Among the isomer ratios of CHDM used in the PCT resin polymerization reaction, the higher the trans isomer ratio, the higher the melting point of the PCT resin rises, and after synthesizing a high trans ratio CHDM through the CHDM isomerization reaction, it is used. Thus, when polymerizing the PCT resin, it is possible to manufacture a high heat-resistant PCT resin having a melting point exceeding 290°C.

In a preferred embodiment of the present invention, the melting temperature of the polybutylene terephthalate resin may be 280°C or higher, and the intrinsic viscosity (IV) may be 0.6 to 0.9 dl/g, preferably 0.7 to 0.8 dl/g. .

The polybutylene terephthalate resin composition of the present invention contains 10 to 40 parts by weight of the polycyclohexylenedimethylene terephthalate resin based on a total of 100 parts by weight of the composition. If the content of the polycyclohexylenedimethylene terephthalate resin in a total of 100 parts by weight of the composition is less than 10 parts by weight, the hydrolysis resistance decreases and heat resistance such as heat distortion temperature is poor, and if it exceeds 40 parts by weight, the resin is mixed. Due to the lowering of meltability, overall physical properties may become poor, and product cost may increase.

More specifically, the content of the polycyclohexylenedimethylene terephthalate resin in the resin composition based on a total of 100 parts by weight of the polybutylene terephthalate resin composition of the present invention is 10 parts by weight or more, 13 parts by weight or more, 15 parts by weight It may be more than, 20 parts by weight or more, or 25 parts by weight or more, and may be 40 parts by weight or less, 36 parts by weight or less, 33 parts by weight or less, or 30 parts by weight or less. Preferably, the content of the polycyclohexylenedimethylene terephthalate resin in 100 parts by weight of the composition may be, for example, 10 to 40 parts by weight, more preferably 15 to 35 parts by weight, even more preferably It may be 20 to 30 parts by weight.

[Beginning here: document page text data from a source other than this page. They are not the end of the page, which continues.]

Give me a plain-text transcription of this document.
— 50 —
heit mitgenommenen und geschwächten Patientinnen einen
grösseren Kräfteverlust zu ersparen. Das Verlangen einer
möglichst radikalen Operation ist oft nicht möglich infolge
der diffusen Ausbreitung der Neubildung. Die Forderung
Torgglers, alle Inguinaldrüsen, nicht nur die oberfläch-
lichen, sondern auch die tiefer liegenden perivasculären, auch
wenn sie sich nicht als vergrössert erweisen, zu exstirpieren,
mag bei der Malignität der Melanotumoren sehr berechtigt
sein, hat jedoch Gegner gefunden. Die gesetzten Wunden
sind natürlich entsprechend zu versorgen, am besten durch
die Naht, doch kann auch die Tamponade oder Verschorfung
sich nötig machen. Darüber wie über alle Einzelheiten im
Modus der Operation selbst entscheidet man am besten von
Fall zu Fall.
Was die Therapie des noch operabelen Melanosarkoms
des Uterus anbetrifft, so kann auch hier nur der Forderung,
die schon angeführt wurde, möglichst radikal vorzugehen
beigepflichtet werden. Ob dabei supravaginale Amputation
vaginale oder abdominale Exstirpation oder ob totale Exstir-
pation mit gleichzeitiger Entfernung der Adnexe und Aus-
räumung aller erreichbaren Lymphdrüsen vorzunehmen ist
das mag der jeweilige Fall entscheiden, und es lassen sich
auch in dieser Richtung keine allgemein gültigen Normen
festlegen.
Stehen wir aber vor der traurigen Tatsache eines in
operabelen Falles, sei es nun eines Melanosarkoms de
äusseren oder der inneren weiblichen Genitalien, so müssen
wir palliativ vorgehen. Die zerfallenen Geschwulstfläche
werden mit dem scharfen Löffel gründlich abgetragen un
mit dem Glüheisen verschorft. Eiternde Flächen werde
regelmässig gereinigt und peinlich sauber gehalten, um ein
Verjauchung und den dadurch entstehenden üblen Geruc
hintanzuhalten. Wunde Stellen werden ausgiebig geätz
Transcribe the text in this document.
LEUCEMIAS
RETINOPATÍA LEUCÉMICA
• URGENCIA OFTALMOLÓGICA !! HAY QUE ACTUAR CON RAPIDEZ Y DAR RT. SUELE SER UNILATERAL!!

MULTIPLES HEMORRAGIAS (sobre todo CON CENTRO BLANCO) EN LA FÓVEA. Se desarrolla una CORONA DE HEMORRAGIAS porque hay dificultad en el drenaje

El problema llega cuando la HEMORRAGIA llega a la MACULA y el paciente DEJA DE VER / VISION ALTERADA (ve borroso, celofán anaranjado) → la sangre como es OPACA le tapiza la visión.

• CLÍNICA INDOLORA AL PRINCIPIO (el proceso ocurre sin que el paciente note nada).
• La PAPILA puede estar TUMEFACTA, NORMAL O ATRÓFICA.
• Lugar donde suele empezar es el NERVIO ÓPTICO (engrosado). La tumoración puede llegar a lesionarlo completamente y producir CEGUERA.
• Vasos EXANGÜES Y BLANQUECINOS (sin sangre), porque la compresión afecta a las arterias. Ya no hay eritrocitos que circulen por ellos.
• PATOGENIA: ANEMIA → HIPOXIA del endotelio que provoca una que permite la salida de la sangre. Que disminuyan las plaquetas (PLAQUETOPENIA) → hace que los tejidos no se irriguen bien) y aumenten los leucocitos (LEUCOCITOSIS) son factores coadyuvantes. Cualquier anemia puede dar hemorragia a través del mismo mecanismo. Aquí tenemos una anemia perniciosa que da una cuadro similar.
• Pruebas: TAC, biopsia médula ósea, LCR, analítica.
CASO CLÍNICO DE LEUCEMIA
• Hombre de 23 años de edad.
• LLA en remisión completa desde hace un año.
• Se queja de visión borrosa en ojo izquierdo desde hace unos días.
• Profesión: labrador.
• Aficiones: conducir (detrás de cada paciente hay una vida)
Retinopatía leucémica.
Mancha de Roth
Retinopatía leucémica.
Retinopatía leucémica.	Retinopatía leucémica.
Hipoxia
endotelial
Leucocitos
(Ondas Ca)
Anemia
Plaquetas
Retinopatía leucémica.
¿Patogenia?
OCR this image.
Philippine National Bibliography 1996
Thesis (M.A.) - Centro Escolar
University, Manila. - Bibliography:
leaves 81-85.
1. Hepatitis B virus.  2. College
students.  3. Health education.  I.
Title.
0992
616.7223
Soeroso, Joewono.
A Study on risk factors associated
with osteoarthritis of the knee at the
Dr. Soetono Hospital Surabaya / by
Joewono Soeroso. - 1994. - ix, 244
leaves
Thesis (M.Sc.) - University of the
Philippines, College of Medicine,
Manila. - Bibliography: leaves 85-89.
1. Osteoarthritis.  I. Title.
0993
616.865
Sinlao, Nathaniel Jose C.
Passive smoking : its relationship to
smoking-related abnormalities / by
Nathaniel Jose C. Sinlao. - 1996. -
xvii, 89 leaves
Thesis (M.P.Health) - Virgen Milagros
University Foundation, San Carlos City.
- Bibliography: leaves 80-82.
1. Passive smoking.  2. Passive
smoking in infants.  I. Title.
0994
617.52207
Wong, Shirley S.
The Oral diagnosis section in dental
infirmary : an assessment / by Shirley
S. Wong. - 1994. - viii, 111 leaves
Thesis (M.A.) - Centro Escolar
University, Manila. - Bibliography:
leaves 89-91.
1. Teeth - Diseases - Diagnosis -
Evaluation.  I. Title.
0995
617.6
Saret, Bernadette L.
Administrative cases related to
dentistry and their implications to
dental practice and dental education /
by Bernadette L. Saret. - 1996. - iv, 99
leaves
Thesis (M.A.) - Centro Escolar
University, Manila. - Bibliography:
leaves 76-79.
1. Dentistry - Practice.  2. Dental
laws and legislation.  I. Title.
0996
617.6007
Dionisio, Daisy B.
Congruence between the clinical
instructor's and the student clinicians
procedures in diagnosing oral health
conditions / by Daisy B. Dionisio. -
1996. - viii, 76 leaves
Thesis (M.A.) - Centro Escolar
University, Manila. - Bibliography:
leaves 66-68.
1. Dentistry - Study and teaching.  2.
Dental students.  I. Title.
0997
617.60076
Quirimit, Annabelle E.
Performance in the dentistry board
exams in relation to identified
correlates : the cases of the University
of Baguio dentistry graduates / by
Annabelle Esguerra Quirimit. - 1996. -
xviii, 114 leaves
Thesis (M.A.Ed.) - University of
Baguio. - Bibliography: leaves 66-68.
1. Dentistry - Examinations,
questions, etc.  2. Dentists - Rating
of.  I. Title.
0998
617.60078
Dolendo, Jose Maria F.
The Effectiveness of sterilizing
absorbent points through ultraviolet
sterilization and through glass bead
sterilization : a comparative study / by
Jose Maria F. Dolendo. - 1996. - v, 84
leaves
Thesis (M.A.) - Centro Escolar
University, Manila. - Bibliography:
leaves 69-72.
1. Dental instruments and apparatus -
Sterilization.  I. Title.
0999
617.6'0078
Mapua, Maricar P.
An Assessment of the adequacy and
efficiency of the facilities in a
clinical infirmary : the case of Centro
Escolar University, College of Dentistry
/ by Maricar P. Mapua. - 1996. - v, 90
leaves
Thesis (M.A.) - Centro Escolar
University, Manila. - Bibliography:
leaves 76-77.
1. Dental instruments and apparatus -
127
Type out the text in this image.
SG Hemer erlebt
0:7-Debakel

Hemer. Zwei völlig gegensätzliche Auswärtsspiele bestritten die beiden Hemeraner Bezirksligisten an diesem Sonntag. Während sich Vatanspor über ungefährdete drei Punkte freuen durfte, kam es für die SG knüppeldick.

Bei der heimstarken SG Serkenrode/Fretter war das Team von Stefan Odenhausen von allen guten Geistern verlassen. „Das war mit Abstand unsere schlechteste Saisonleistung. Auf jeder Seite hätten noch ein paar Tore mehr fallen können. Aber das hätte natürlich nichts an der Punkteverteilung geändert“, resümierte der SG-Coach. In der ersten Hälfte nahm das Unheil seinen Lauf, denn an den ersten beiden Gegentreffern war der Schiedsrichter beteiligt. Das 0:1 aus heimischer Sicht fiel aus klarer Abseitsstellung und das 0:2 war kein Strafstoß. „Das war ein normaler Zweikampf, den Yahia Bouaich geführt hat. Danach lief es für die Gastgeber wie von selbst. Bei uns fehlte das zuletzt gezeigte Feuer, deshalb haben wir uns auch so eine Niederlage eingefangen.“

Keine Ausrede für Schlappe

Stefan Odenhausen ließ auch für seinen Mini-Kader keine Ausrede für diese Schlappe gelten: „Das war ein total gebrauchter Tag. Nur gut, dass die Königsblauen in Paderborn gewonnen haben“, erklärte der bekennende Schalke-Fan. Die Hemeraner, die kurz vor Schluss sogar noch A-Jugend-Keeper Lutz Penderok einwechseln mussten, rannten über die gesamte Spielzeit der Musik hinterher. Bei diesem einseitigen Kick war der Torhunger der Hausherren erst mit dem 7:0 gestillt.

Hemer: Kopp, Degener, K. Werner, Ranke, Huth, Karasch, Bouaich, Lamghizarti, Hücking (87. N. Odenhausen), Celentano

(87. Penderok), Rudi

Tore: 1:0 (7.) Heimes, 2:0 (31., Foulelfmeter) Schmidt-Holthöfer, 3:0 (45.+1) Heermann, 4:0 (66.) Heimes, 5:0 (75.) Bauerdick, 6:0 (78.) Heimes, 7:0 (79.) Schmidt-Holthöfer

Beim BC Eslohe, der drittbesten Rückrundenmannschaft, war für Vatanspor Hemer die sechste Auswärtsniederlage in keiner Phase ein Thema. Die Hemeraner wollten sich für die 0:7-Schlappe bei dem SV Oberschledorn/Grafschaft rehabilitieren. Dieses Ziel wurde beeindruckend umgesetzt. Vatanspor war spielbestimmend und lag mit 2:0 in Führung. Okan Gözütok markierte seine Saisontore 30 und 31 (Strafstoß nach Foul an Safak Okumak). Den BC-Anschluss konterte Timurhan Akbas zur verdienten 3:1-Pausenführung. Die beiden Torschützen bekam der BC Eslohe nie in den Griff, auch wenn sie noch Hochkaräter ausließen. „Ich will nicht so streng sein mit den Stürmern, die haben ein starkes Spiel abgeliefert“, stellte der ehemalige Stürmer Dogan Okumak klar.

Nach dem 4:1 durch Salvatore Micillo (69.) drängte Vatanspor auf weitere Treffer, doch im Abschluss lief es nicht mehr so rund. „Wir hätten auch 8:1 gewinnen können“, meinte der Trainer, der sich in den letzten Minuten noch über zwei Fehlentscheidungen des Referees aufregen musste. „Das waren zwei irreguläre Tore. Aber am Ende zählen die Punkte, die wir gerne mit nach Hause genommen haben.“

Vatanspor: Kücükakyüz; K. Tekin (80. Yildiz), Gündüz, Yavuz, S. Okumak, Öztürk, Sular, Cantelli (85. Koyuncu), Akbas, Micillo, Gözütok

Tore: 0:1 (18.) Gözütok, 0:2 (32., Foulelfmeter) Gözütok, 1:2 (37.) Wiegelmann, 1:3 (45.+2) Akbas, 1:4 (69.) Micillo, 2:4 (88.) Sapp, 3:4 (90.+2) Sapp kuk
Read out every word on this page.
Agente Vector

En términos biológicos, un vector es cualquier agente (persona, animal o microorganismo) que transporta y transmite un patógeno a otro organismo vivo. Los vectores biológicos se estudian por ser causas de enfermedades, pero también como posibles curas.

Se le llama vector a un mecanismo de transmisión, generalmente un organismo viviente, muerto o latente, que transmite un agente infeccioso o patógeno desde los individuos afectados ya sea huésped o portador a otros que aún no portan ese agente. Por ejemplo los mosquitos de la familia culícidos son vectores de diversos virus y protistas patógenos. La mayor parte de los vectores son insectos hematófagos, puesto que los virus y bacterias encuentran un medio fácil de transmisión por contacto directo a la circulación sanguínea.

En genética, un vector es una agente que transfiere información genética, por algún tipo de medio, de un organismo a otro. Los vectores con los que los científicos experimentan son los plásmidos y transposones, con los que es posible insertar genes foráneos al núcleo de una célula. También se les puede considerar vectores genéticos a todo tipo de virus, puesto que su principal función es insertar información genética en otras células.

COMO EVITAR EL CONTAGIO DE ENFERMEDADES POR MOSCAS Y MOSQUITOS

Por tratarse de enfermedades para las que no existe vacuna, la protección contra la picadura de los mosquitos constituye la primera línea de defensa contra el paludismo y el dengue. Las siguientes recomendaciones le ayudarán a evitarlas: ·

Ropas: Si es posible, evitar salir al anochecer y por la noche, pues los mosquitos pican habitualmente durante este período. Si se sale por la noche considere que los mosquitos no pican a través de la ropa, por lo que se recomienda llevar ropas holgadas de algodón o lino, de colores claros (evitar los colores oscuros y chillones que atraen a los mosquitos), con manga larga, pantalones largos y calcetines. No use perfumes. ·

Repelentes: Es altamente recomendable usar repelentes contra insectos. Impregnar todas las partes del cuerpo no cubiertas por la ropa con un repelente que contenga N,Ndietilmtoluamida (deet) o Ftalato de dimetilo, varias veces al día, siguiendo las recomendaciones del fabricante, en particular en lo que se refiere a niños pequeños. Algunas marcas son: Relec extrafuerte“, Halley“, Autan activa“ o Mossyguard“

(3) take over Flame retardant

The resin composition of the present invention also contains a phosphorus-based flame retardant.

Non-limiting examples of the phosphorus-based flame retardant that can be used in the resin composition of the present invention include phosphoric acid ester compounds, and more specifically, phosphoric acid ester compounds represented by the following formula (1):

[Formula 1]

In Formula 1, R ₁ , R ₂ , R ₃ and R ₄ are each independently C ₁ -C ₈ alkyl, C ₅ -C ₆ cycloalkyl, C ₆ -C ₂₀ aryl or C ₇ -C ₂₀ aralkyl to be. Particularly preferred aryl groups are cresyl, phenyl, xylenyl, propylphenyl or butylphenyl. n may be 0 or 1 independently of each other, and is preferably 1. N is 0-10, Preferably it is 0.3-8, More preferably, it is 0.5-5. X is a mononuclear aromatic or polynuclear aromatic group having 6 to 30 carbon atoms, preferably diphenylphenol, bisphenol A, resorcinol, or hydroquinone.

The phosphoric acid ester compound is also preferably a phosphoric acid ester compound of formula 2:

[Formula 2]

In Formula 2, R ₁ , R ₂ , R ₃ , R ₄ , n and N are as defined in Formula 1, and Y is C ₁ -C ₇ alkylidene, C ₁ -C ₇ alkylene, C ₅ -C ₁₂ cycloalkylene, C ₅ -C ₁₂ cycloalkylidene, -O-, -S-, -SO-, -SO ₂ -or -CO-, and a represents an integer of 0-2. Preferably, Y is C ₁ -C ₇ alkylidene, more preferably isopropylidene or methylene.

The phosphoric acid ester compound usable as a phosphorus-based flame retardant in the present invention may be a monophosphate (N=0), an oligophosphate (N=1-10), or a mixture of monophosphate and oligophosphate.

In one embodiment, the phosphorus-based flame retardant is resorcinol bis (diphenyl phosphate), bisphenol A bis (diphenyl phosphate) or N,N'-bis[di-(2,6-xyryl)phosphoryl]- It may be one or more selected from piperazine.

The polybutylene terephthalate resin composition of the present invention includes 12 to 25 parts by weight of the phosphorus-based flame retardant based on a total of 100 parts by weight of the composition. When the content of the phosphorus-based flame retardant in a total of 100 parts by weight of the composition is less than 12 parts by weight, flame retardancy is poor, and when it exceeds 25 parts by weight, processability and physical properties decrease greatly.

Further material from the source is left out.